National University of Singapore
3D Gaussians have recently emerged as a highly efficient representation for 3D reconstruction and rendering. Despite its high rendering quality and speed at high resolutions, they both deteriorate drastically when rendered at lower resolutions or from far away camera position. During low resolution or far away rendering, the pixel size of the image can fall below the Nyquist frequency compared to the screen size of each splatted 3D Gaussian and leads to aliasing effect. The rendering is also drastically slowed down by the sequential alpha blending of more splatted Gaussians per pixel. To address these issues, we propose a multi-scale 3D Gaussian splatting algorithm, which maintains Gaussians at different scales to represent the same scene. Higher-resolution images are rendered with more small Gaussians, and lower-resolution images are rendered with fewer larger Gaussians. With similar training time, our algorithm can achieve 13%-66% PSNR and 160%-2400% rendering speed improvement at 4x-128x scale rendering on Mip-NeRF360 dataset compared to the single scale 3D Gaussian splatting.
Our algorithm effectively addresses aliasing issues by utilizing multi-scale Gaussians to represent various Levels of Detail (LOD) within a scene. This approach involves using larger Gaussians for coarser, low-resolution renderings, and smaller Gaussians for finer, high-resolution details. During the early stages of training, we aggregate small Gaussians from the finer levels to construct larger Gaussians for the coarser levels, as illustrated on the left side of the above figure. In the rendering phase, we selectively use Gaussians based on their screen size(or pixel coverage) at the current resolution, as shown on the right side of the figure. This multi-scale representation strategy is pivotal in achieving both high-quality visuals and efficient rendering performance, effectively accommodating a wide range of resolutions.

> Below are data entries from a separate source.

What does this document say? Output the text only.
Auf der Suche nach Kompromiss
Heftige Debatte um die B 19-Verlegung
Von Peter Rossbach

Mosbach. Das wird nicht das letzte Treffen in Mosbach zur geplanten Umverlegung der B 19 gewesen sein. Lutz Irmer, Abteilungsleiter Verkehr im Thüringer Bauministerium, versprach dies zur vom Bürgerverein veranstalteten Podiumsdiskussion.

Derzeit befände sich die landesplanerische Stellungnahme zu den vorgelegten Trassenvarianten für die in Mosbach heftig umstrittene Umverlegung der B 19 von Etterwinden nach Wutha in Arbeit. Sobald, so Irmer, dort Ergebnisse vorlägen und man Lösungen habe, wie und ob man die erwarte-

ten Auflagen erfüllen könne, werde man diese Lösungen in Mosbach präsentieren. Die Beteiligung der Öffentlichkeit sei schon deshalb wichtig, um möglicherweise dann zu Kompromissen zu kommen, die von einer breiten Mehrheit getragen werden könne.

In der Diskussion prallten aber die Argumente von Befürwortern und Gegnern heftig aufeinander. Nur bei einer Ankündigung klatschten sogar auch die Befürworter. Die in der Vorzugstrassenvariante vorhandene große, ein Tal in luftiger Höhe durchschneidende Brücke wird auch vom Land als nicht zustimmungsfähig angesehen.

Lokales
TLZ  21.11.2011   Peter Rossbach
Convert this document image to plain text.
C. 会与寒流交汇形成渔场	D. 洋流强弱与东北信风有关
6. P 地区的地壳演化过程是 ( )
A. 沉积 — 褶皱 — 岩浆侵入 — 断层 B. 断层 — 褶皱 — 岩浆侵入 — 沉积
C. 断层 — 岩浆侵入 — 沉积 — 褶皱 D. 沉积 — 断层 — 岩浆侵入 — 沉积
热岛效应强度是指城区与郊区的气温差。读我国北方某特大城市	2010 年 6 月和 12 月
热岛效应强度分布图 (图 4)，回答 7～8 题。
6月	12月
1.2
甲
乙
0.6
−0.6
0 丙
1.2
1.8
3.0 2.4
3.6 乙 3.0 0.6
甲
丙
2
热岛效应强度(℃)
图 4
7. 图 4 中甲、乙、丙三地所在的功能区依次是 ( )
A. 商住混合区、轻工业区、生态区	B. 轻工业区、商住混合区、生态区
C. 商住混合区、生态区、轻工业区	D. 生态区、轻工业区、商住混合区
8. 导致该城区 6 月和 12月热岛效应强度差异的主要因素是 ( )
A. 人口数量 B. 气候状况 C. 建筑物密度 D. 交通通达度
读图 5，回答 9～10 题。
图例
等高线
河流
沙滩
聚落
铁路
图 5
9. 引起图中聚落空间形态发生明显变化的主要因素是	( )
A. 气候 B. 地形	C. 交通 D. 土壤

The selective rendering is based on the screen size(or pixel coverage) of each Gaussian at the current resolution. During training, the minimum and maximum pixel coverage of each Gaussian are updated during the rendering of the corresponding resolution level. During rendering, a Gaussian is filtered out if its pixel coverage is much smaller than the minimum pixel coverage of the current resolution level.